Built to Last is sweet and charming read that reminded me of a couple of books I’ve read this year and mashed them into a single volume. You have the child star who’s gotten involved in life outside of their gig acting (a la Birds of California), you have the reunion that takes place for a public event, and you have the two co-stars who find themselves in love. I’ve read the premise before, but the execution is what matters, and this one is definitely worth the read.
The amazingly named Shelby Springfield (is Hahn a Simpsons fan?) is still trying to overcome her past as a child star. She was a costar on the Disney/Nickelodeon style The World According to Jackson, where she played Makayla, the sweetheart of the titular character.

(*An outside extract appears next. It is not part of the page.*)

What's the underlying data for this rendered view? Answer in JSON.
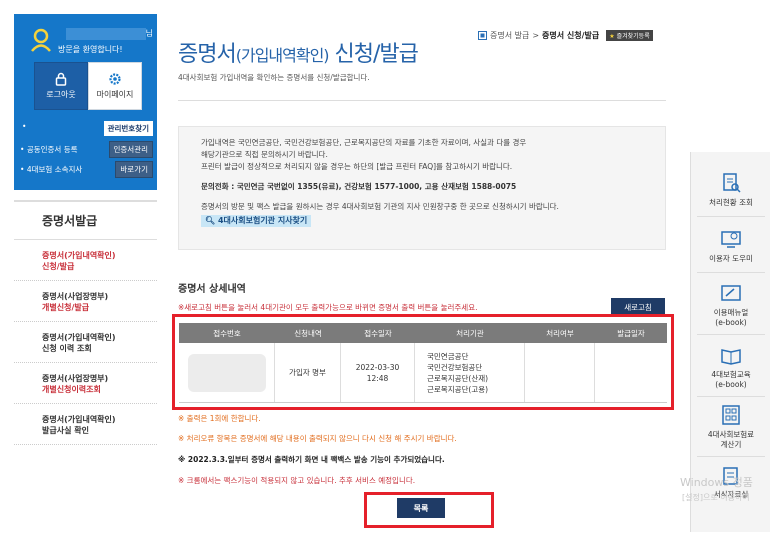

Shelby and her co-star, Lyle Jessup, dated in real life, and when they went through a horrible breakup as they exited their teens, the world shifted. Shelby tried to break out of the box to become a singer, and instead had a big old public meltdown, and Lyle made creative grist out of their breakup (see: You Chose Wrong, his Grammy-winning hit about her leaving him). Her mother – a pushy stage mother who actually wrote a tell-all book about her – is a nightmare she’s mainly shut out of her life. Now she’s trying to pick up the pieces as a furniture rehabilitator, and is living with her dad while doing so.
Cameron Riggs, who played Jackson’s best friend on the show, has long since carried a torch for Shelby. He’s always hated her mother (his equally negative relationship with his dad is no prize either), and tried to defend her against the world’s slings and arrows. Cameron became a globetrotting documentary filmmaker, but he’s always come home whenever Shelby needs him.
This time, he’s called home for a different reason. Lyle has a proposal for them – a reality home renovation show called HomeMade. Though Shelby is reluctant to step back into the spotlight and Cameron is reluctant to settle down, Lyle coaxes them into appearing on the show. The problem, naturally, will be keeping things professional – which is hard to do when Cameron and Shelby are tempted to give their attraction another try and the ever-scheming Lyle dedicates himself to causing drama. But a shot at redemption for Shelby and a shot at love for Cameron are waiting around the bend.
Built to Last is realistic about the pain that child stars go through. Cameron, in particular, is a likable cinnamon-roll who loves Shelby no matter what but is reluctant to take the relationship further. Shelby, too, is a likable person who’s survived a hellish childhood (her mother is a true nightmare). Hahn gets everything right about tabloid culture, and provides a lot of fun. Lyle – a Justin Timberlake-clone, complete with his very own modelized wife – is a perfect foil for them both.
The romance here provides a nice, spicy slow burn, and it’s a comfortable pace that gives Cameron and Shelby – who are worth liking and loving time to grow on readers. I liked Shelby’s relationship with her father, Cameron’s struggle in overcoming his relationship with his own dad, and Shelby’s reunion with her dream of becoming a singer.
Built to Last is fun and romantic, and a good way to spend an early fall afternoon.